Financial assistance will also be offered to help cover any cost associated with moving the Native Plants Area to its new location, said Carl Pace, associate vice president for Business Services and Facilities.
Sundell credits the administration with helping save the project.
“[The members of the administration] have listened to the students, they’ve listened to concerns and to the faculty, and I applaud [them],” he said.
Mike Rotter, senior botany major and member of the Environmental Science Organization, has been working on the Native Plants Project with Sundell for over a year and was responsible for collecting the signatures.
“[The revised plan is] something that we can work with and we feel that we can still manage to get our end goals of the study area to stay intact. It also allows a lot of room for the administration to get some of their goals for the area done,” said Rotter.
Rotter also cites NMU President Les Wong for helping to save the project.

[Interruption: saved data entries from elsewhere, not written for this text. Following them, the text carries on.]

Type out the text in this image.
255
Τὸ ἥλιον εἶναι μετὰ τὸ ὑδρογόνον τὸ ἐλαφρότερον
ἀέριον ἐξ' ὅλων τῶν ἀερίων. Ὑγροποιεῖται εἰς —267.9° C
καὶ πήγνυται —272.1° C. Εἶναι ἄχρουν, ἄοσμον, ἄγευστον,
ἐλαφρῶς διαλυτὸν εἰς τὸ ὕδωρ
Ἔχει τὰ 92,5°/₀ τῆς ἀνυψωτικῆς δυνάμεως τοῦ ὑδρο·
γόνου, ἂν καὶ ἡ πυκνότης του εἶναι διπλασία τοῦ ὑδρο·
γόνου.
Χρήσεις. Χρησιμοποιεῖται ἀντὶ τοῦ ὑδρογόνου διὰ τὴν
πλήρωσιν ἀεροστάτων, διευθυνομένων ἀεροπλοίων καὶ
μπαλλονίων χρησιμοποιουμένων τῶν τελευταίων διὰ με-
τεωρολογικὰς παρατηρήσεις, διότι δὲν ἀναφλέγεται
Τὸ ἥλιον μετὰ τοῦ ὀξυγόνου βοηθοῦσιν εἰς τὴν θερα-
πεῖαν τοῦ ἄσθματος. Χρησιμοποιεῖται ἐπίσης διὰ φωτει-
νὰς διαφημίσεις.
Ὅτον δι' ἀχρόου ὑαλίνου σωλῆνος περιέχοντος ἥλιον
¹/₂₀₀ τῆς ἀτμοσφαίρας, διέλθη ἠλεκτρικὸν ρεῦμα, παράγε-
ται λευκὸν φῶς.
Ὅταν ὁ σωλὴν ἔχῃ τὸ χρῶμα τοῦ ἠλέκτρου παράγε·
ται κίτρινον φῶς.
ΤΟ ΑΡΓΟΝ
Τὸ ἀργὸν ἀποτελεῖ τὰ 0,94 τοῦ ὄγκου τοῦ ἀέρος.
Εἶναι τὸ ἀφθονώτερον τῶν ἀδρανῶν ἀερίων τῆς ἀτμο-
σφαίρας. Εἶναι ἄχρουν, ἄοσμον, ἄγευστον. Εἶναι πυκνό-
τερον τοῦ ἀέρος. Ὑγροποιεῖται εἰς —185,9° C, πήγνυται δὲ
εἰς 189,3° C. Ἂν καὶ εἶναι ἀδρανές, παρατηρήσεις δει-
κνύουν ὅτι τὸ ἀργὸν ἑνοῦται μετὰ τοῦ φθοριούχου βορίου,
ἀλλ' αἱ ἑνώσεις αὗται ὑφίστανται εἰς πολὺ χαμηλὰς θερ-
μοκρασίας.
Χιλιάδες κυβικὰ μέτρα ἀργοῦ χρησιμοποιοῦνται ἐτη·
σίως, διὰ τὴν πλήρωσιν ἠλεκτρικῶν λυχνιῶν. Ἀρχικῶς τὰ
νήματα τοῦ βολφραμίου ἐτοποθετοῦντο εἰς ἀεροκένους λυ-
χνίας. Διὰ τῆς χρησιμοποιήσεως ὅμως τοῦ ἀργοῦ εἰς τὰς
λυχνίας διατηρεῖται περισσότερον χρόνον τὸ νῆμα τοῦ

“We should thank President Wong for all the hard work he’s done on this. He has been really instrumental to keeping the study area on campus. It’s been a pleasure working with him,” Rotter said.
In the proposed area, the project intends to plant various grasses, wildflowers, shrubs and trees, all of which are native to the Upper Peninsula, said Sundell. It will also contain a wetland that will serve as a groundwater recharge location.
The proposed area behind the New Science Facility, after further development, will also contain benches and trails that will allow all students to enjoy the aesthetic and recreational value of the site, said Sundell.
“We don’t want to be like some of the urban universities that are building after building. Here we have an opportunity to keep this campus in a natural setting,” Sundell said.
After spring break, Sundell and his students will present the Campus Master Plan Committee with a design layout for the area in order to show the committee how they plan to develop the space, Thams said.